O Conselho Nacional de Justiça (CNJ) publicou, no último dia 9 de março, o Provimento nº 2.016/2026, um marco regulatório que promete encerrar anos de incerteza jurídica sobre o processamento de Recuperações Judiciais (RJ) e falências de produtores rurais em todo o país. A norma estabelece diretrizes claras para os juízes de primeiro grau, padronizando ritos que, até então, variavam conforme a interpretação de cada tribunal.

O que muda com o novo Provimento?

A principal inovação do documento é a unificação dos requisitos e procedimentos para produtores que operam tanto como pessoa física quanto jurídica. O Provimento reafirma que o produtor deve comprovar o exercício da atividade rural por, pelo menos, dois anos antes do pedido.

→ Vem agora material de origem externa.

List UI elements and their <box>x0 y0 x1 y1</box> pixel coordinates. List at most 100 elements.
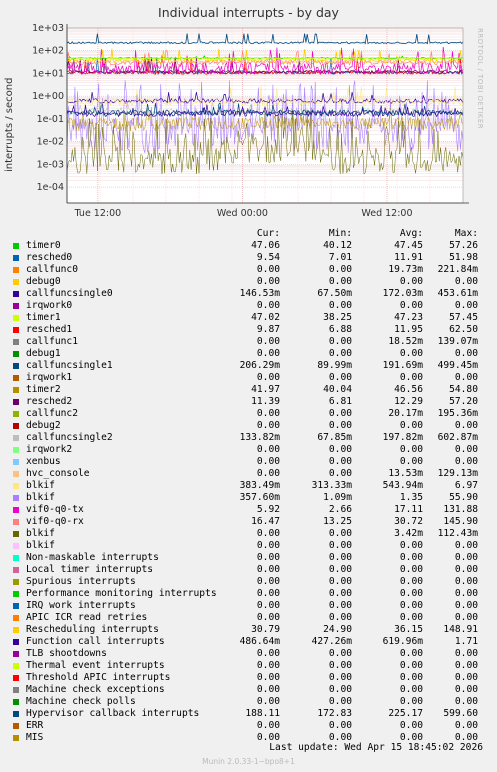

Para a pessoa física, a documentação exigida torna-se mais rigorosa e específica, incluindo o Livro Caixa Digital do Produtor Rural (LCDPR), a Declaração de Imposto de Renda (DIRPF) e um Balanço Patrimonial assinado por contador. Além disso, o CNJ determinou a obrigatoriedade da “constatação prévia”, um procedimento onde um profissional de confiança do juiz verifica as reais condições de operação da fazenda antes de o magistrado aceitar o pedido de recuperação.

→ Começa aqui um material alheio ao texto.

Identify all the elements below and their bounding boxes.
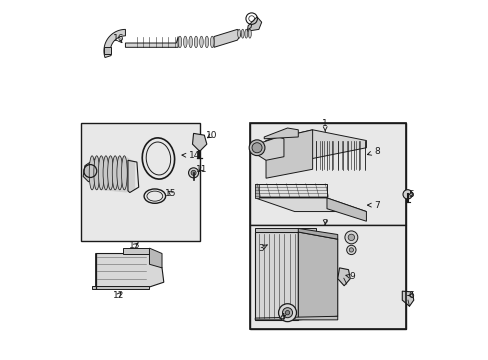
- Bar: [249, 225, 405, 329]
- Polygon shape: [104, 47, 111, 54]
- Polygon shape: [247, 17, 261, 31]
- Polygon shape: [192, 134, 206, 151]
- Ellipse shape: [107, 156, 113, 190]
- Text: 7: 7: [366, 201, 379, 210]
- Text: 15: 15: [165, 189, 176, 198]
- Text: 5: 5: [407, 190, 413, 199]
- Ellipse shape: [204, 36, 208, 48]
- Polygon shape: [125, 37, 178, 47]
- Ellipse shape: [112, 156, 118, 190]
- Ellipse shape: [210, 36, 214, 48]
- Polygon shape: [92, 286, 149, 289]
- Text: 9: 9: [345, 272, 354, 281]
- Ellipse shape: [103, 156, 108, 190]
- Circle shape: [282, 308, 292, 318]
- Polygon shape: [255, 184, 258, 198]
- Bar: [81, 123, 199, 241]
- Polygon shape: [298, 228, 337, 239]
- Polygon shape: [149, 248, 162, 268]
- Circle shape: [188, 168, 198, 178]
- Text: 11: 11: [195, 165, 207, 174]
- Ellipse shape: [98, 156, 104, 190]
- Ellipse shape: [237, 29, 240, 38]
- Polygon shape: [298, 232, 337, 320]
- Ellipse shape: [241, 29, 244, 38]
- Ellipse shape: [244, 29, 247, 38]
- Polygon shape: [251, 137, 284, 160]
- Polygon shape: [83, 158, 101, 182]
- Circle shape: [346, 245, 355, 255]
- Circle shape: [251, 143, 262, 153]
- Ellipse shape: [194, 36, 198, 48]
- Ellipse shape: [248, 29, 251, 38]
- Ellipse shape: [117, 156, 122, 190]
- Bar: [249, 123, 405, 329]
- Polygon shape: [265, 130, 312, 178]
- Polygon shape: [255, 232, 298, 320]
- Text: 14: 14: [182, 151, 200, 160]
- Polygon shape: [104, 30, 125, 58]
- Bar: [249, 123, 405, 225]
- Text: 1: 1: [322, 119, 327, 131]
- Polygon shape: [255, 198, 366, 212]
- Polygon shape: [96, 253, 163, 288]
- Circle shape: [278, 304, 296, 321]
- Polygon shape: [264, 128, 298, 139]
- Polygon shape: [214, 30, 241, 47]
- Text: 3: 3: [258, 244, 266, 253]
- Text: 10: 10: [205, 131, 217, 140]
- Circle shape: [348, 248, 353, 252]
- Text: 13: 13: [129, 241, 141, 250]
- Polygon shape: [90, 157, 135, 193]
- Polygon shape: [337, 268, 349, 286]
- Polygon shape: [402, 291, 413, 306]
- Circle shape: [347, 234, 354, 240]
- Polygon shape: [265, 130, 366, 158]
- Ellipse shape: [89, 156, 95, 190]
- Polygon shape: [255, 228, 316, 232]
- Ellipse shape: [94, 156, 100, 190]
- Circle shape: [402, 190, 411, 199]
- Text: 16: 16: [112, 34, 124, 43]
- Ellipse shape: [199, 36, 203, 48]
- Text: 12: 12: [112, 291, 123, 300]
- Ellipse shape: [121, 156, 127, 190]
- Text: 8: 8: [366, 147, 379, 156]
- Circle shape: [344, 231, 357, 244]
- Text: 6: 6: [407, 291, 413, 300]
- Circle shape: [191, 170, 196, 175]
- Ellipse shape: [183, 36, 187, 48]
- Polygon shape: [326, 198, 366, 221]
- Polygon shape: [255, 184, 326, 197]
- Circle shape: [249, 140, 264, 156]
- Polygon shape: [122, 248, 149, 253]
- Circle shape: [285, 311, 289, 315]
- Text: 4: 4: [280, 313, 285, 322]
- Text: 2: 2: [322, 219, 327, 228]
- Ellipse shape: [188, 36, 192, 48]
- Ellipse shape: [178, 36, 182, 48]
- Polygon shape: [255, 316, 337, 320]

Fim da Incerteza: O “Antes e Depois”

Historicamente, a RJ do produtor rural foi cercada de polêmicas. Antes da Reforma da Lei de Falências em 2020 (Lei 14.112), muitos tribunais negavam o direito à recuperação para produtores pessoas físicas que não tivessem registro na Junta Comercial há mais de dois anos.

Com o novo Provimento, consolida-se o entendimento de que o registro na Junta Comercial é indispensável para o ajuizamento, mas o tempo de atividade anterior à formalização pode ser somado para atingir o requisito de dois anos. Isso traz alento ao produtor que, embora trabalhasse regularmente por décadas, só buscou o registro empresarial recentemente para enfrentar a crise.

Créditos que “Ficam de Fora”

Um ponto de atenção para o produtor e para os credores são as exclusões. O Provimento 2016/2026 detalha quais dívidas não entram no plano de recuperação:

  • Dívidas de compra e venda de terra rural adquiridas nos últimos 3 anos.
  • Créditos de Cédula de Produto Rural (CPR) com liquidação física (Barter).
  • Créditos oriundos de renegociações de dívidas rurais já realizadas sob as normas do Manual de Crédito Rural (MCR).

Impacto na Segurança Jurídica

A decisão do CNJ foi motivada pelo cenário de crise enfrentado pelo setor, marcado por adversidades climáticas e queda nos preços das commodities. Ao criar uma “cartilha” nacional, o Judiciário reduz o risco de decisões conflitantes e dá mais previsibilidade tanto para o produtor que busca se reestruturar quanto para as instituições financeiras que concedem o crédito.


Serviço:

  • Norma: Provimento CNJ nº 2.016, de 09 de março de 2026.
  • Aplicabilidade: Imediata para novos processos de recuperação judicial rural.